Last night was another “family dessert night” with me, CBG, my two girls, and the newest addition to our family — CBG’s oldest daughter (who has yet to be given a bloggy name). Our dessert nights are fun, light, full of laughter and cautiously getting to know each other. They are a definite bright spot for all of us in our week.
When I was younger I used to think about how I wanted a big family. I pictured a house full of children – 5 or 6 of them at least. It was just something that I pictured about my life — mothering a large brood. When my ex had a vasectomy after our two daughters were born there was a definite sadness that I felt there. I know it’s likely not an uncommon feeling, but I just didn’t feel “done” in the children department, in an inexplicable way. When we split, initially wondered if this meant I was going to have more children, but very quickly I figured out that having more babies myself just wasn’t part of my future.
Then I met CBG, with two children of his own. Although it’s taken some time to get there, they have definitely become step children. And now with this newest addition, our family has grown to the point that I can definitely say that five kids? Well, five kids is definitely the “big family” that I’d once dreamed of having.
This family may not be all of us living under one roof.

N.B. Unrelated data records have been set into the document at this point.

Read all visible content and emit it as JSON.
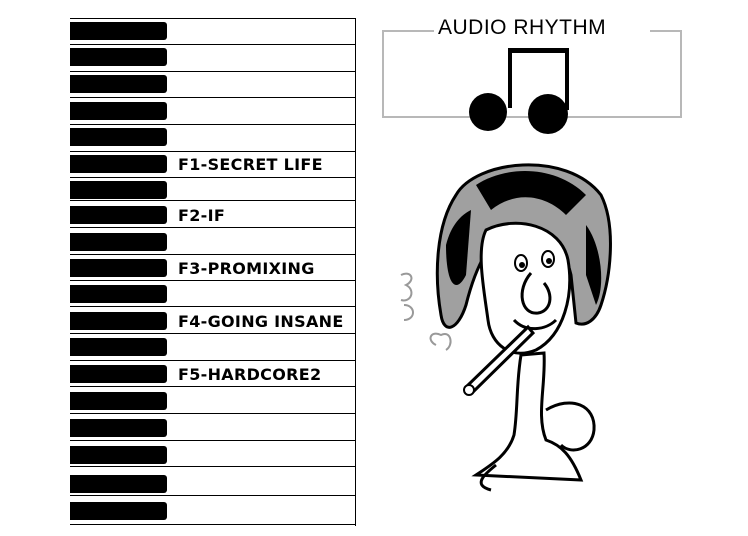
{
  "app_title": "AUDIO RHYTHM",
  "tracks": [
    {
      "label": "F1-SECRET LIFE"
    },
    {
      "label": "F2-IF"
    },
    {
      "label": "F3-PROMIXING"
    },
    {
      "label": "F4-GOING INSANE"
    },
    {
      "label": "F5-HARDCORE2"
    }
  ],
  "icons": {
    "note": "eighth-note-pair-icon",
    "mascot": "smoking-character-illustration"
  },
  "colors": {
    "background": "#ffffff",
    "keys": "#000000",
    "frame": "#b8b8b8",
    "hair_shade": "#a0a0a0"
  }
}
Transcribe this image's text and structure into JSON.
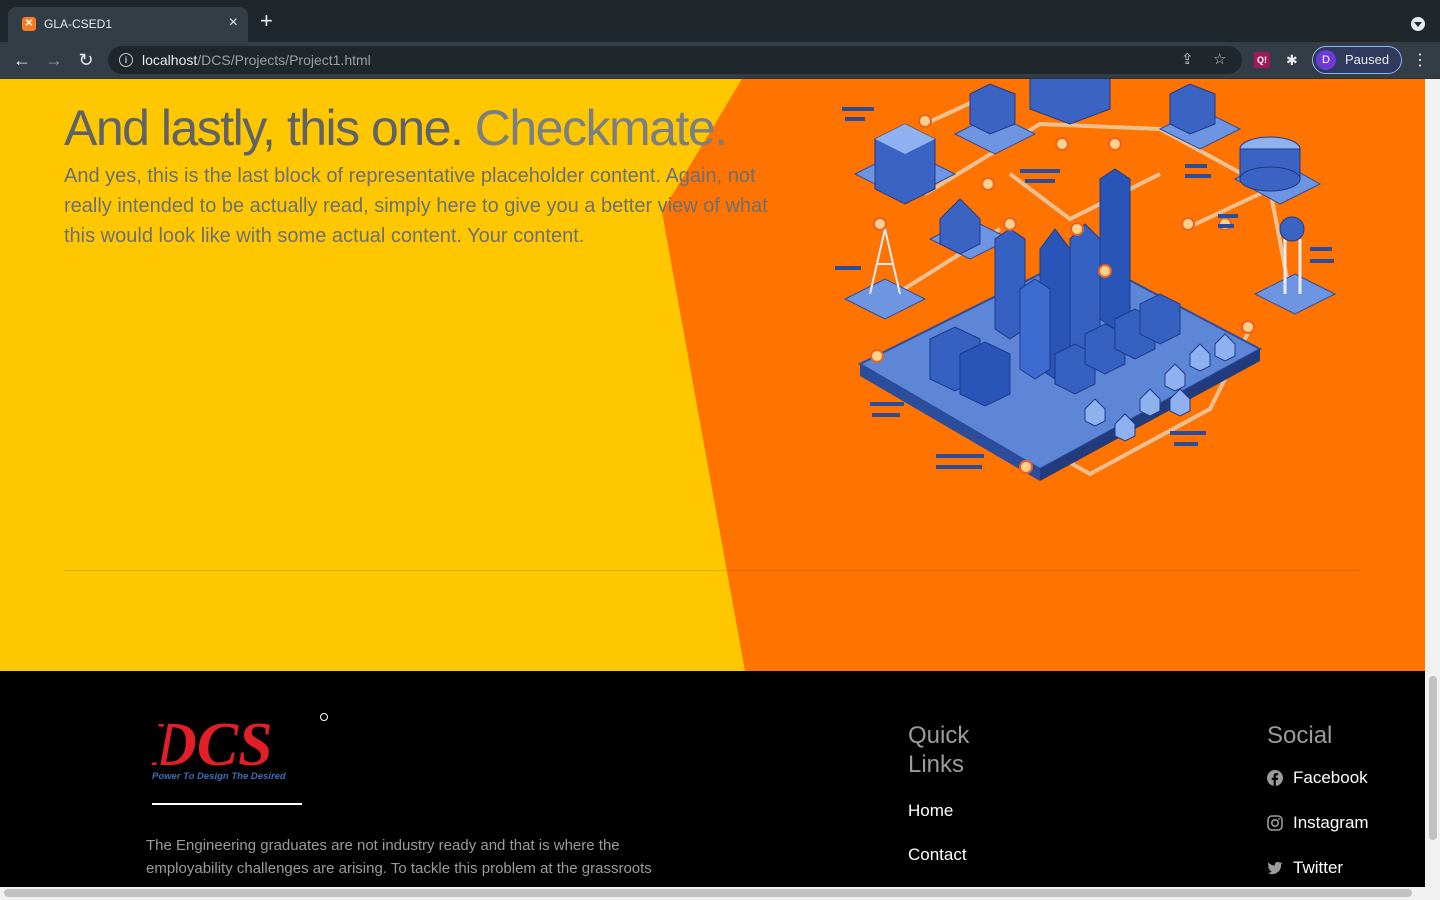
{
  "browser": {
    "tab_title": "GLA-CSED1",
    "url_host": "localhost",
    "url_path": "/DCS/Projects/Project1.html",
    "profile_initial": "D",
    "profile_status": "Paused"
  },
  "hero": {
    "heading_main": "And lastly, this one.",
    "heading_muted": "Checkmate.",
    "lead": "And yes, this is the last block of representative placeholder content. Again, not really intended to be actually read, simply here to give you a better view of what this would look like with some actual content. Your content.",
    "colors": {
      "orange": "#ff7300",
      "yellow": "#ffc700"
    }
  },
  "footer": {
    "logo_text": "DCS",
    "logo_tagline": "Power To Design The Desired",
    "about": "The Engineering graduates are not industry ready and that is where the employability challenges are arising. To tackle this problem at the grassroots",
    "quick_links": {
      "title": "Quick Links",
      "items": [
        "Home",
        "Contact"
      ]
    },
    "social": {
      "title": "Social",
      "items": [
        {
          "label": "Facebook",
          "icon": "facebook-icon"
        },
        {
          "label": "Instagram",
          "icon": "instagram-icon"
        },
        {
          "label": "Twitter",
          "icon": "twitter-icon"
        }
      ]
    }
  }
}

They’re not all my own biological children. This family of ours will never be all five of those kids calling me “mom”. But they are five amazing kids that I get to share my life with. I am being given the opportunity to positively affect their lives. I am being given the privilege of getting to know them, and having them teach me. Teaching me things that they might not have been able to teach me had they actually been my own biological children.
No, this might not have been exactly what I’d imagined for myself all those years ago when I asked The Universe for a big family. But you know what? I’m pretty sure that The Universe knew what it was doing — and gave me something even better than I ever could have imagined. What this does is remind me to keep my requests broad and my mind open, because there are possibilities — wonderful possibilities — that my tiny little brain just can’t comprehend.
These days I am feeling so grateful for my gifts from The Universe — gifts that I didn’t even know I wanted. The blessings just keep coming.